If your child's bite is misaligned, visit your pediatric dentistry specialist immediately. In most cases, you will need to halt the use of the pacifier. This can be difficult since many children require it to fall sleep and as a calming aid. Fortunately, they can relax their body and mind using other techniques.
Consider implementing a structured bedtime routine that consist of a bath or shower, clean and warm pajamas, and a story each night. Playing soothing music before bed is also helpful for calming your child without the use of a pacifier. Avoid giving your child any toys or stuffed animals, since they may begin sucking or chewing on them at night as a replacement to their pacifier.

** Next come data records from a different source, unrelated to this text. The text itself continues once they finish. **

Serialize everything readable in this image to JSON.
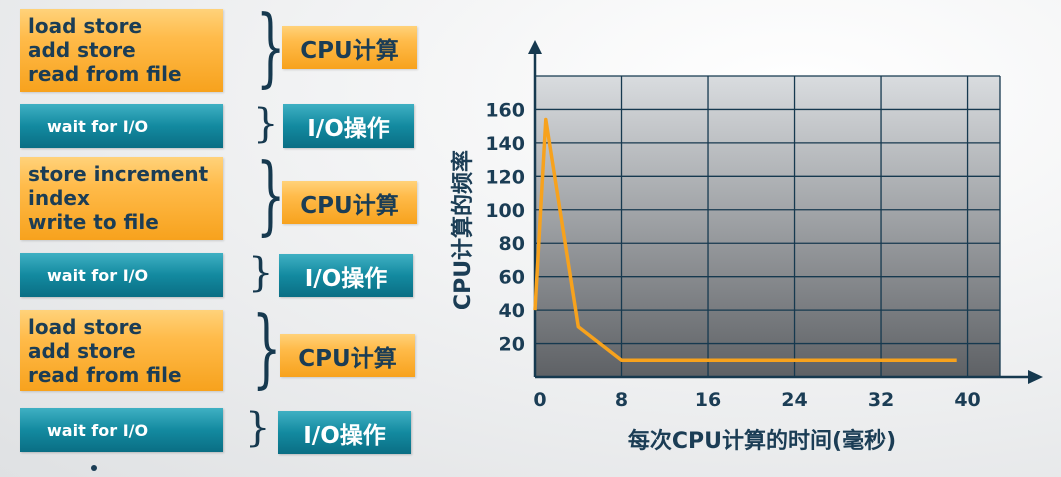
{
  "blocks": [
    {
      "kind": "cpu",
      "text": "load store\nadd store\nread from file",
      "tag": "CPU计算"
    },
    {
      "kind": "io",
      "text": "wait for I/O",
      "tag": "I/O操作"
    },
    {
      "kind": "cpu",
      "text": "store increment\nindex\nwrite to file",
      "tag": "CPU计算"
    },
    {
      "kind": "io",
      "text": "wait for I/O",
      "tag": "I/O操作"
    },
    {
      "kind": "cpu",
      "text": "load store\nadd store\nread from file",
      "tag": "CPU计算"
    },
    {
      "kind": "io",
      "text": "wait for I/O",
      "tag": "I/O操作"
    }
  ],
  "colors": {
    "orange": "#f7a21d",
    "teal": "#138aa0",
    "text_dark": "#1b3d55",
    "curve": "#f7a21d"
  },
  "chart_data": {
    "type": "line",
    "xlabel": "每次CPU计算的时间(毫秒)",
    "ylabel": "CPU计算的频率",
    "xticks": [
      0,
      8,
      16,
      24,
      32,
      40
    ],
    "yticks": [
      20,
      40,
      60,
      80,
      100,
      120,
      140,
      160
    ],
    "xlim": [
      0,
      43
    ],
    "ylim": [
      0,
      180
    ],
    "series": [
      {
        "x": [
          0,
          1,
          4,
          8,
          39
        ],
        "y": [
          40,
          154,
          30,
          10,
          10
        ]
      }
    ],
    "grid": true
  }
}
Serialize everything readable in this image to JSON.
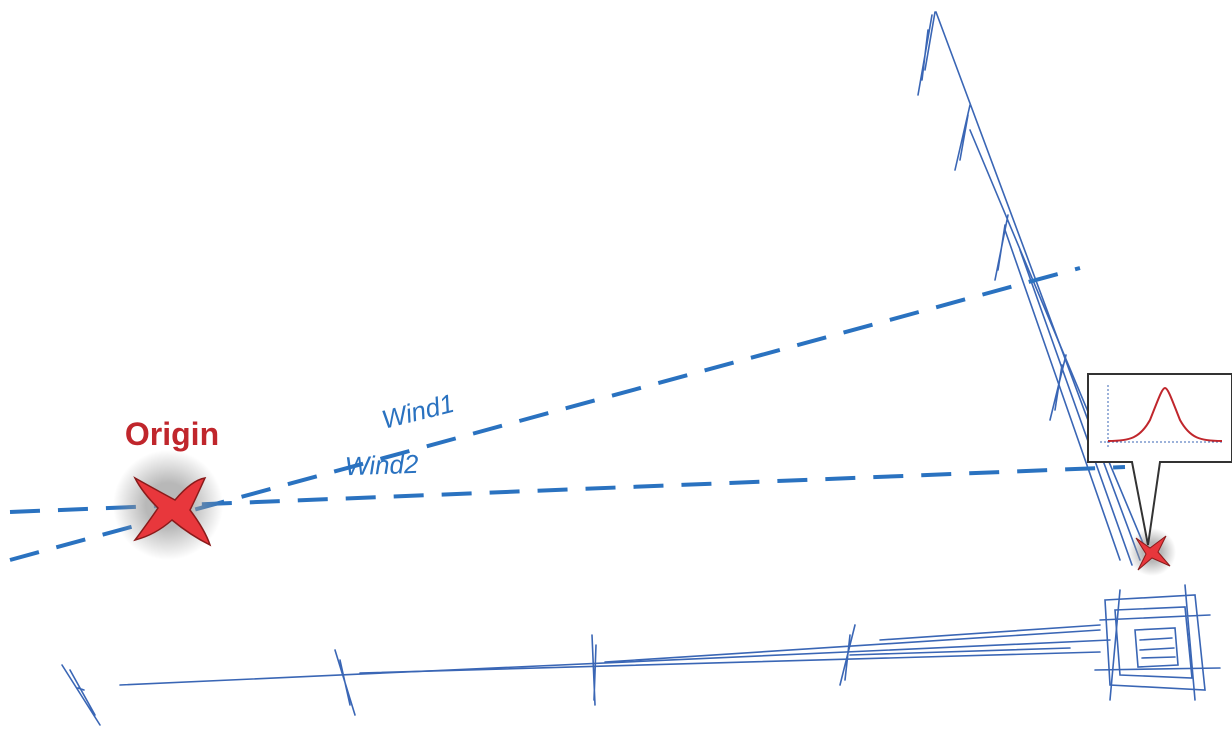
{
  "labels": {
    "origin": "Origin",
    "wind1": "Wind1",
    "wind2": "Wind2"
  }
}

You can also ask your child to donate their pacifier to a younger child who is in need. Work together with your child to clean and package the pacifier for shipping. Then, ship the pacifier off to the younger child. This will not only give your child a sense of pride for helping others, but it will also help prevent further damage to your child's smile.
Once your child is able to relax without the pacifier, you can begin treatment for their misaligned bite. Although you may believe your child is too young, orthodontic care may be necessary to correct your child's dental development. A palatal expander is an excellent pediatric dentistry option recommended for children in combination with brackets to correct gaps, bucked teeth, crossbites, overbites, and underbites that may stem from prolonged pacifier use.
Prolonged use of a pacifier can cause severe damage to your child's smile and dental development. With the help of your pediatric dentistry professional and this guide, you can prevent and correct issues with your child's smile.